Late last month, for approximately 28 hours, all OPRF High School students had the same password for their school accounts in a cybersecurity mistake that was quickly corrected. The problem began on June 23 when OPRF’s data manager, Level Data, a Kalamazoo, Michigan company that specializes in managing data for school districts, was conducting a cybersecurity audit on the OPRF system.

“They were doing, basically, just routine updating and maintenance on our accounts and passwords and in doing so they inadvertently wiped out all of our students’ passwords. They also wiped any ability for us to go back and retrieve them,” Superintendent Greg Johnson told Wednesday Journal.

The result was that, because of what the school described as “an unexpected vendor error,” students could not get into their Google accounts, which they use for all manner of schoolwork and activities. Their Google accounts also link to their grades and other personal information. Every OPRF student has a school-issued Chromebook.

As a temporary fix all OPRF students were given the same password, Ch@ngeme!, so they could access their accounts. Students and their families were notified of the new password in an email sent out during the afternoon of June 22. The email also strongly suggested that, after signing into their accounts using the universal password, they update their password to their own unique password “as soon as possible.”

But students, parents and Johnson quickly realized that for the time period when every student had the same Ch@ngeme! password, any student could sign in to another student’s account and access the personal information of others, including emails, papers, class work and anything saved to the Google Drive. Johnson said access to student grades, which are kept on Skyward, were never compromised.

Every student having the same password was “something I became aware of late afternoon on June 22,” Johnson said. “It was an accident. It certainly isn’t anything that we want to have happen again, and it certainly is something that is a problem. Anytime anybody can have access to potentially anybody else’s account, it’s a real problem which is why we needed to find that second solution as quickly as possible.”

As soon as he became aware of the issue, Johnson asked the school’s Technology Department and Level Data to come up with a different way to allow students to access their accounts. 

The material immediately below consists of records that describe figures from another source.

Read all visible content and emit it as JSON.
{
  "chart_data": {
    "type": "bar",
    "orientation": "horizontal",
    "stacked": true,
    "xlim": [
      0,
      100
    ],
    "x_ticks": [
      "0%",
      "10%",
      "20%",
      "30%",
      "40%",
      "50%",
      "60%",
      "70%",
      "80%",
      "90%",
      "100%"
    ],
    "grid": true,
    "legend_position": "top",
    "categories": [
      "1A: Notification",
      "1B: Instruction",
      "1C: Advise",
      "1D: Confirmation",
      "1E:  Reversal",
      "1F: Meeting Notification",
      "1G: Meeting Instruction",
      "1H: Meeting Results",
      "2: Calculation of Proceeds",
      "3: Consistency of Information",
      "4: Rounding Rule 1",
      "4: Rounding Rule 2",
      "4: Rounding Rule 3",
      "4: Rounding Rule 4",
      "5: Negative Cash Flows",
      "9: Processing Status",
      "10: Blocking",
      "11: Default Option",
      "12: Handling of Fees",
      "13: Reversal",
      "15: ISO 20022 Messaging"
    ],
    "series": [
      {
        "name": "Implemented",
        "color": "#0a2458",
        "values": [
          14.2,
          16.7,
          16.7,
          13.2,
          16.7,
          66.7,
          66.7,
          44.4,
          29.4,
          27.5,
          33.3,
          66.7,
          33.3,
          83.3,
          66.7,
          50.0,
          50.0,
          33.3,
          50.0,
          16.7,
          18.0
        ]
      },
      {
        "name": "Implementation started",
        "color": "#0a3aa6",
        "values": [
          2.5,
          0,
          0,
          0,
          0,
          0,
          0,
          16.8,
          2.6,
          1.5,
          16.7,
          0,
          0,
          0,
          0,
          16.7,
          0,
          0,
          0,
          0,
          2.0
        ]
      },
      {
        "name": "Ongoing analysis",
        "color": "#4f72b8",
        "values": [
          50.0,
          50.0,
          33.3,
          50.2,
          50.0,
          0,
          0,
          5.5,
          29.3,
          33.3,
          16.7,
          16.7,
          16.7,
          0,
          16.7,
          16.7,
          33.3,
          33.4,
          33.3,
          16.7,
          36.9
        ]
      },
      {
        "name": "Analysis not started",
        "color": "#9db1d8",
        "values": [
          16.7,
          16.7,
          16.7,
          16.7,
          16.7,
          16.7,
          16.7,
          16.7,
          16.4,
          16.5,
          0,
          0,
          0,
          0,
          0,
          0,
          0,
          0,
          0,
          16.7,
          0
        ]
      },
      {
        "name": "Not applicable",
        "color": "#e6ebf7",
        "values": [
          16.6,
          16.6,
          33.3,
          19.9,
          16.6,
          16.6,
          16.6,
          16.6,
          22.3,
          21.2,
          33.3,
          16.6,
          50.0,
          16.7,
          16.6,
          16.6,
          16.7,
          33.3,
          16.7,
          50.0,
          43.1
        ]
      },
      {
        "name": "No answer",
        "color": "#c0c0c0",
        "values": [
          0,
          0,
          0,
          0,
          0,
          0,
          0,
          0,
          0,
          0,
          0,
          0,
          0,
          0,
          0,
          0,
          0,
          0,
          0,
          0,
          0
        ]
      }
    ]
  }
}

At a little after 8 p.m. on June 23, about 28 hours after the initial email was sent, OPRF sent another email to families giving each student a unique password based on their student ID number and their birthdate, along with instructions as to how to create another unique password.

Johnson said school officials have found no evidence of any unauthorized access to student accounts during the time when all students had the same password.

“We were able to monitor our systems and see if we had any unauthorized access and we’ve had no reports of that so far at all and we have not seen any anomalous behavior with our students accounts and our monitoring of that,” Johnson said.

One OPRF student told the Wednesday Journal that she had trouble creating a new password because she had changed her password so many times, a problem that the student said was annoying.

Johnson encouraged any student having problems with creating a password or accessing their account to call or visit the student helpdesk.

“If somebody calls our helpdesk, we’ll just help them out and get everything squared away,” Johnson said.

Johnson was relieved that the problem was solved quickly.

“It had the potential to disrupt summer school,” Johnson said. “We were able to get through it fairly quickly.”